Schiff Base-bridged TPE-Rhodamine Dyad: Facile Synthesis, Distinct Response to Shearing and Hydrostatic Pressure, Sequential Multicolored Acidichromism

In this article, we report a newly designed TPE-rhodamine dyad bridged by Schiff base structure, which can be synthesized facilely and achieves AIEE, distinct response to shearing and hydrostatic pressure and intriguing sequential multicolored acidichromism, owing to the imine group and spiro-lactam structure. RhB=TPE displayed AIEE property in THF/H2O system, due to water-induced aggregation and aggregation-suppressed nonradiative relaxation ways of the excited states. The single crystal of RhB=TPE was obtained and the complex intermolecular interactions were analyzed. RhB=TPE showed distinct response to anisotropic shearing force and isotropic hydrostatic pressure.
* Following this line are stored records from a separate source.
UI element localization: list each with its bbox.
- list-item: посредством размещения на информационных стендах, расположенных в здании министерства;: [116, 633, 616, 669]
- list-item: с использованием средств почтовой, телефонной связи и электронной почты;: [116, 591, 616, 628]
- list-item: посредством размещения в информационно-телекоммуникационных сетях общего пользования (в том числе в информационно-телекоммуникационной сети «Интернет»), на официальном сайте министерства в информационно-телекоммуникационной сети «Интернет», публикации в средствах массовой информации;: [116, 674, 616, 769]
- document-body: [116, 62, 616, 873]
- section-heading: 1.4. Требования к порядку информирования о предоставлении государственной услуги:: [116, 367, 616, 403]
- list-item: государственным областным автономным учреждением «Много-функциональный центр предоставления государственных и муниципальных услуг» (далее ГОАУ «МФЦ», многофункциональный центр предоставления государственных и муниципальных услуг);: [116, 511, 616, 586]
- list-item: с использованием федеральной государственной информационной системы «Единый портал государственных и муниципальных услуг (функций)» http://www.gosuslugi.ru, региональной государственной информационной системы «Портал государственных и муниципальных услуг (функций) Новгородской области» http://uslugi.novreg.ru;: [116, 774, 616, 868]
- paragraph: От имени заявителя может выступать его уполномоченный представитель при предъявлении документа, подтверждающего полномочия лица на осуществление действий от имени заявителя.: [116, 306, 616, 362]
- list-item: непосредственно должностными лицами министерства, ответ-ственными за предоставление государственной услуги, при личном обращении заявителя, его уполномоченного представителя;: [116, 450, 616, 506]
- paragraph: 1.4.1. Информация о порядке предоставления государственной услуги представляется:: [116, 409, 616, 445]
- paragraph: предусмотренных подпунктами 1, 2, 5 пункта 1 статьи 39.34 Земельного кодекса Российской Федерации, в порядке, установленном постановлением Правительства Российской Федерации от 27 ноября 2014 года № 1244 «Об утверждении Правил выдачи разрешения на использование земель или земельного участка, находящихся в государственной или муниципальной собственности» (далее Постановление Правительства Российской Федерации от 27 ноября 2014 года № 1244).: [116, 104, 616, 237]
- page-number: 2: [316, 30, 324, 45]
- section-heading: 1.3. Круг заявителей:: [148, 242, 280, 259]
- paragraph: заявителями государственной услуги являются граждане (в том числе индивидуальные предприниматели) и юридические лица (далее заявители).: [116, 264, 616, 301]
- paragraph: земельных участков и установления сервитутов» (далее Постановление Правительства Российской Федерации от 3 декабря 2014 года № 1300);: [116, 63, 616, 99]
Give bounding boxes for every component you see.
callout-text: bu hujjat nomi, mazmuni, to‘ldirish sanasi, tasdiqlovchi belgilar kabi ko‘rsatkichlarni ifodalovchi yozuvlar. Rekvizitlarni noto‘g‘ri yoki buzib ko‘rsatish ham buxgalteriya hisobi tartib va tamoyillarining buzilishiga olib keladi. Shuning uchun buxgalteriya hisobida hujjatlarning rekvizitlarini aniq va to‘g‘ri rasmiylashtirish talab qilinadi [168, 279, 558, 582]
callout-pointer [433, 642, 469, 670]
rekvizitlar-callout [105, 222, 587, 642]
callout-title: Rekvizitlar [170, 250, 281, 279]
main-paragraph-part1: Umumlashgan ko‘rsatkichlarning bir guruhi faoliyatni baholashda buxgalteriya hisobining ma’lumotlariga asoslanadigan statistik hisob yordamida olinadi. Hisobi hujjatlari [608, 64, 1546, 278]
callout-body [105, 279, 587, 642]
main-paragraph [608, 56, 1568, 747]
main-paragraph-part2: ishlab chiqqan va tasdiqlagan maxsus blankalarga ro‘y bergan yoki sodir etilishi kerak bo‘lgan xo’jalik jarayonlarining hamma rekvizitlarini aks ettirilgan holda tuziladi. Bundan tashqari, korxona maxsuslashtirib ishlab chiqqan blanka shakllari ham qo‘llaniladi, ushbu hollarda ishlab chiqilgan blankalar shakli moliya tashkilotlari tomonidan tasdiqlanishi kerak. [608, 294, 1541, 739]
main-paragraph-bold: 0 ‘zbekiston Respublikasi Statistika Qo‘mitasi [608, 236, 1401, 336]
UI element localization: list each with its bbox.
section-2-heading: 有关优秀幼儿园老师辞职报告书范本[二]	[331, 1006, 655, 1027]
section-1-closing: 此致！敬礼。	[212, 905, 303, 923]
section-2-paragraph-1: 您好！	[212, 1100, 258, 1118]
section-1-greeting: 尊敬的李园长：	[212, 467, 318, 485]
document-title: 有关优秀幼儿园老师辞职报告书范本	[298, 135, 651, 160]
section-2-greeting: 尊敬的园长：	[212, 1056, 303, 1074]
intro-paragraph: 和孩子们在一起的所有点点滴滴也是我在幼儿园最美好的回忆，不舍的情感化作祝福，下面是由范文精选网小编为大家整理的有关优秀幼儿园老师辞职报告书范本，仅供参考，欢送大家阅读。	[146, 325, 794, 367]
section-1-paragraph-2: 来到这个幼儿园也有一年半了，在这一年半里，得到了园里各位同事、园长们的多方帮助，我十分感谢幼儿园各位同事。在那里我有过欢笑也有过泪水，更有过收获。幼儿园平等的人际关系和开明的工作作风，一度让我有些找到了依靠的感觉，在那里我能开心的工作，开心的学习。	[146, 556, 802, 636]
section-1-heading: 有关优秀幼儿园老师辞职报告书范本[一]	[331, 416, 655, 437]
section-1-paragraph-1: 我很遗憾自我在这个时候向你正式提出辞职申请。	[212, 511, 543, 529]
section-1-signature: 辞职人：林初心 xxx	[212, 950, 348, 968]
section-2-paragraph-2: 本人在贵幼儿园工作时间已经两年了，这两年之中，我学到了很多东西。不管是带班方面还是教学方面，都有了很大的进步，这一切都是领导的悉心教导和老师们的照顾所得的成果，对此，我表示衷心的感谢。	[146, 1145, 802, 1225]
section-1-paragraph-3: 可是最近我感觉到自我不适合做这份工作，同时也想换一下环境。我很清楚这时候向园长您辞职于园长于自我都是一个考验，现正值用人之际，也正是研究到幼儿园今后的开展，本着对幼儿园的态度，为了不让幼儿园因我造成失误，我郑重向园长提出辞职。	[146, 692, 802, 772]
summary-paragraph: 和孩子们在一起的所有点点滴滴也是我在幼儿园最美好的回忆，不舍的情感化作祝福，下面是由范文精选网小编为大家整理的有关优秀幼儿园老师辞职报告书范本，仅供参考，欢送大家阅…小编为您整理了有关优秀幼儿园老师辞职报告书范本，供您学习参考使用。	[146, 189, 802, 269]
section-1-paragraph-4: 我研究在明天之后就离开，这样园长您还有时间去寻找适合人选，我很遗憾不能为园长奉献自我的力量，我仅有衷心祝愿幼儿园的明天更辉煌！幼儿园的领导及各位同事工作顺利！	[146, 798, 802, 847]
By shearing, the crystal powder underwent the emission color switch from blue (440 nm) to green (475 nm) and further to reddish (580 nm), which were ascribed to the LE emission, HLCT emission and ring-open species of rhodamine lactam respectively. When subjected to hydrostatic pressure, the single crystal displayed color change from blue to green and to dark, because of the pressure-induced separation of HLCT and further emission quenching. More interestingly, RhB=TPE realized high-contrast sequential color switch from blue to yellow and further to reddish by fuming with TFA. The protonation of imine and rhodamine played the key role in the multicolored change. To the best of our knowledge, RhB=TPE is a rare dyad that achieves sequential multicolored switch by external force and acid, respectively. This study may contribute to develop multistimuli-responsive fluorescent switch with multicolored change.